To test your results to ensure that they are well-formed or that they follow the appropriate DTD, you can use the w3 markup validator. Instructions for how to use this validator are provided here. You must perform this validation for problem 9, the others are optional.

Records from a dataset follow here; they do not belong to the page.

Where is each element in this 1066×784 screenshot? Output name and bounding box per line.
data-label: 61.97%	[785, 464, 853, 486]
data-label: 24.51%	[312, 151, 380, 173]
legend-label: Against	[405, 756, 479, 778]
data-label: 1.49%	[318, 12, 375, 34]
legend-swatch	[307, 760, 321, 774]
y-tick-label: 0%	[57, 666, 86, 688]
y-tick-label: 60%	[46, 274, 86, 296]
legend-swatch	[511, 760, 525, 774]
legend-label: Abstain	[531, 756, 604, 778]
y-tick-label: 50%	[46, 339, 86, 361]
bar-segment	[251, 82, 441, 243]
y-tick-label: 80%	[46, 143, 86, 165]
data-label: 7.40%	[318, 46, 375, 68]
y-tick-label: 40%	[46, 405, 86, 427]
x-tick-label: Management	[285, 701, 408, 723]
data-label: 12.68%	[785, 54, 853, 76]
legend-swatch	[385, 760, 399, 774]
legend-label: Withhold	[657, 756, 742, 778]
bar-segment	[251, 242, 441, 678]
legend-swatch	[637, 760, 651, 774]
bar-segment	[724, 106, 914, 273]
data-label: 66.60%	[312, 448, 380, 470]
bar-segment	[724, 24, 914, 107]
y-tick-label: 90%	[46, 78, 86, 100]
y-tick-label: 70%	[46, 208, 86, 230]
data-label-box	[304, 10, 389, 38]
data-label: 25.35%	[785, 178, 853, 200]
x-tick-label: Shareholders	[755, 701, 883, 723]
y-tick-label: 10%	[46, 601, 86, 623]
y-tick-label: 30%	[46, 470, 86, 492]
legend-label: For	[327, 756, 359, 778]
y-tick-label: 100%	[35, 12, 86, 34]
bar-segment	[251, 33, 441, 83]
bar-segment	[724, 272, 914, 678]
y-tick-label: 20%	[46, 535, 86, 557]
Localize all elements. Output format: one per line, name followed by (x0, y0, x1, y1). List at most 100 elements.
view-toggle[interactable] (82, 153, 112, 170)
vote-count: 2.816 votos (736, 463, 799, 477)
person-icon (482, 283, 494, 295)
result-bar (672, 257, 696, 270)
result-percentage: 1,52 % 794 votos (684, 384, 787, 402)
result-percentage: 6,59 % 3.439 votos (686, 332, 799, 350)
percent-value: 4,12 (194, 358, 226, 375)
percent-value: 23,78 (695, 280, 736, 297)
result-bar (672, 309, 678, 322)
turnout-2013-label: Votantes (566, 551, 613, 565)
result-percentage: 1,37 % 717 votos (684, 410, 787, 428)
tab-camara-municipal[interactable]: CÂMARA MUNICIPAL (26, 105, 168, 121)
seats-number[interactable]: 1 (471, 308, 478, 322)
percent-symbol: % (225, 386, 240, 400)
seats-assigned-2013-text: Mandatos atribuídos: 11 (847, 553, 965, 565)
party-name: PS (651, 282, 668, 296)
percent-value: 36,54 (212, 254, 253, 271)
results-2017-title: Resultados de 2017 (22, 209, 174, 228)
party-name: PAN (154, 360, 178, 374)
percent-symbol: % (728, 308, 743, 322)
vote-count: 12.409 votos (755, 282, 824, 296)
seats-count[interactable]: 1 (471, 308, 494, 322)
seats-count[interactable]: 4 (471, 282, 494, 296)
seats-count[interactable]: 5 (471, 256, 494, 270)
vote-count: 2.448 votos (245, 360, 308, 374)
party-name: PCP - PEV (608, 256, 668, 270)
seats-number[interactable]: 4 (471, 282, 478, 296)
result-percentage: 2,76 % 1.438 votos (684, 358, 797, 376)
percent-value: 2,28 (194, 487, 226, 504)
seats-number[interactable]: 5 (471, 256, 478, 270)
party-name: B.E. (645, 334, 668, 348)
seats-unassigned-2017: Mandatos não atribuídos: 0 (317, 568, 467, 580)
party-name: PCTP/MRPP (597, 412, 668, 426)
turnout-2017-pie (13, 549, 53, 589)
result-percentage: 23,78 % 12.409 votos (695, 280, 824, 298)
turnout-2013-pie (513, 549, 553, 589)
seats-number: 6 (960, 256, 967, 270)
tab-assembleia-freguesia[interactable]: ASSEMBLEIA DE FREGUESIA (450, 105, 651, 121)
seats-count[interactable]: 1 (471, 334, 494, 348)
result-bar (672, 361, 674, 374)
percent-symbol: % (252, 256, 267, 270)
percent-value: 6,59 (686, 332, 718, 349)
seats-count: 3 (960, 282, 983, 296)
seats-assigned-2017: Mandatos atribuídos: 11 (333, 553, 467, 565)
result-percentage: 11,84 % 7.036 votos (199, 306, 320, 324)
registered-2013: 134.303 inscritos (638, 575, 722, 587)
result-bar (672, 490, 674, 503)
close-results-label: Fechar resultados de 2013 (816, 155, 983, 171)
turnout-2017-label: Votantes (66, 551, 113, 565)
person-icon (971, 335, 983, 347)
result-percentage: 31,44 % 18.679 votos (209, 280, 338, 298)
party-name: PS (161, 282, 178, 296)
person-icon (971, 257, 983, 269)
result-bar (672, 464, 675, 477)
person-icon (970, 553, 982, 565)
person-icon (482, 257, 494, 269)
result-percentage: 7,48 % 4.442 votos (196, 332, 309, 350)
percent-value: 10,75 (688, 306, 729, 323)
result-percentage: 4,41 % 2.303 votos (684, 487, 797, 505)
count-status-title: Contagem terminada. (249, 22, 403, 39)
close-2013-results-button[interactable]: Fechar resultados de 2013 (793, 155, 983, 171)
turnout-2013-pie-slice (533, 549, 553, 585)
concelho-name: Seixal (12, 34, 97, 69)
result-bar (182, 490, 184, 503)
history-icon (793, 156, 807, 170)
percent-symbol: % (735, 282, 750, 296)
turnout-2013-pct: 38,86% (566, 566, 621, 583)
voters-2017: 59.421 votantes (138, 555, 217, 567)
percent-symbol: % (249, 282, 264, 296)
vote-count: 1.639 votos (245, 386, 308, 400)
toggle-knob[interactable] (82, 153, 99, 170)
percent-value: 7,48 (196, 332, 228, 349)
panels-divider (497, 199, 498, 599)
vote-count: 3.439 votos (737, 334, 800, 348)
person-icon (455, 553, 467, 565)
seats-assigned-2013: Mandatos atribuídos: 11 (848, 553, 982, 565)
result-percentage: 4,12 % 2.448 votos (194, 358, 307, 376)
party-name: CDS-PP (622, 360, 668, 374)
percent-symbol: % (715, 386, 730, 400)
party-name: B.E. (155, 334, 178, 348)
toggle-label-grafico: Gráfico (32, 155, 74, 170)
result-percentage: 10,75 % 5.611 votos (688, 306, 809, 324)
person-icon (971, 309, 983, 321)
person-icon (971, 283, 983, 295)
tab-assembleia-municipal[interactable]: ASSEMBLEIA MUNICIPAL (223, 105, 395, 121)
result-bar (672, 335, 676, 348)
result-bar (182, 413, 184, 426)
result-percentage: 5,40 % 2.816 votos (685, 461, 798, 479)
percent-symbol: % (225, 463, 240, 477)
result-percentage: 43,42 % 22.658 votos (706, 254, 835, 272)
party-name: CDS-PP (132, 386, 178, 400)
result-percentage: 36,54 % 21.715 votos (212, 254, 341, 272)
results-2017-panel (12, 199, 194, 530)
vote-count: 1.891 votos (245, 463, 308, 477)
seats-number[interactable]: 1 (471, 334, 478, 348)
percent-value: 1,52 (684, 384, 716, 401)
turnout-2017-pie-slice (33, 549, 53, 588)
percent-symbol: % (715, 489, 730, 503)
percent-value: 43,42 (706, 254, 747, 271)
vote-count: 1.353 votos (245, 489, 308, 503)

  1. Retrieve all the names of all cities located in Peru, sorted alphabetically. 
    <!ELEMENT result (country)>
<!ELEMENT country (name, city+)>
<!ELEMENT city (name)>
<!ELEMENT name (#PCDATA)>
  2. For each province of China, return its capital. Order the result by province name. 
    <!ELEMENT result (country)>
<!ELEMENT country (name, province+)>
<!ELEMENT province (name, capital)>
<!ELEMENT capital (name)>
<!ELEMENT name (#PCDATA)>
  3. Find all countries with more than 20 provinces. Order by the number of provinces. 
    <!ELEMENT result (country*)>
<!ELEMENT country (name)>
<!ATTLIST country num_provinces CDATA #REQUIRED>
<!ELEMENT name (#PCDATA)>
  4. For each province(state) in the United States, compute the ratio of its population to area, and return each province's name, its computed ratio, and order them by ratio. 
    <!ELEMENT result (country)>
<!ELEMENT country (name, state+)>
<!ELEMENT state (name, population_density)>
<!ELEMENT name (#PCDATA)>
<!ELEMENT population_density (#PCDATA)>
  5. Find all ethnic groups that live in more than 10 countries. 
    <!ELEMENT result (ethnicgroups+)>
<!ELEMENT ethnicgroups (name)>
<!ATTLIST ethnicgroups num_countries CDATA #REQUIRED>
<!ELEMENT name (#PCDATA)>
  6. Find all the provinces(states) of the United States with population more than 11,000,000. Compute the ratio of each qualified state's population to the whole population of the country. Return each state's name and the ratio. Order by the ratio in descending order. 
    <!ELEMENT result (country)>
<!ELEMENT country (name, state+)>
<!ELEMENT state (name, population_ratio)>
<!ELEMENT name (#PCDATA)>
<!ELEMENT population_ratio (#PCDATA)>
  7. Find the names of all countries that have at least 3 mountains over 2000m high, and list the names and heights of all mountains in these countries (regardless of their height). Note: the height attribute is in meters, so you don't have to do any conversions. 
    <!ELEMENT result (country+)>
<!ELEMENT country (name, mountains+)>
<!ELEMENT mountains (name, height)>
<!ELEMENT height (#PCDATA)>
<!ELEMENT name (#PCDATA)>
  8. For each river which crosses at least 2 countries, return its name, and the names of the countries it crosses. Order by the numbers of countries crossed. Place your results into an html file, and verify whether you can/can't view them in your web browser. Turn in the html file along with your query. 
    <!ELEMENT html (head, body)>

<!ELEMENT head (title)>
<!ELEMENT title (#PCDATA)>
<!ELEMENT body (h1, ul)>
<!ELEMENT h1 (#PCDATA)>
<!ELEMENT ul (li+)>
<!ELEMENT li (#PCDATA | font | ol)*>
<!ELEMENT ol (li+)>
<!ELEMENT font (#PCDATA)>
    The idea with the <li> containing a font and ol tag is such that the output looks roughly like: 
    ...
<ul>
  <li>
    <font>River name</font>

    <ol>
      <li>Country crossed #1</li>
      <li>Country crossed #2</li>
      ...
    </ol>

  </li>
  ...
</ul>
    Note: Use the country attribute for the tag <river> to find the respective countries.

    For this problem you need to turn in two files: Problem8.xq and Problem8.html (the output of your query).

  9. Find the countries adjacent to the 'Pacific Ocean' (sea). For this question you are required to validate your output using the w3 markup validator. We will do this for your answer. Follow the instructions above for validating XML in the W3 Markup Validator to validate your results for this problem. whitespace matters when validating the XML, so do not format your query to include whitespace while validating. 
    <!ELEMENT result (waterbody)>
<!ELEMENT waterbody (name, adjacent_countries+)>
<!ELEMENT adjacent_countries (country+)>
<!ELEMENT country (name)>
<!ELEMENT name (#PCDATA)>
    Note: Use the country attribute for the tag <sea> to find the respective countries.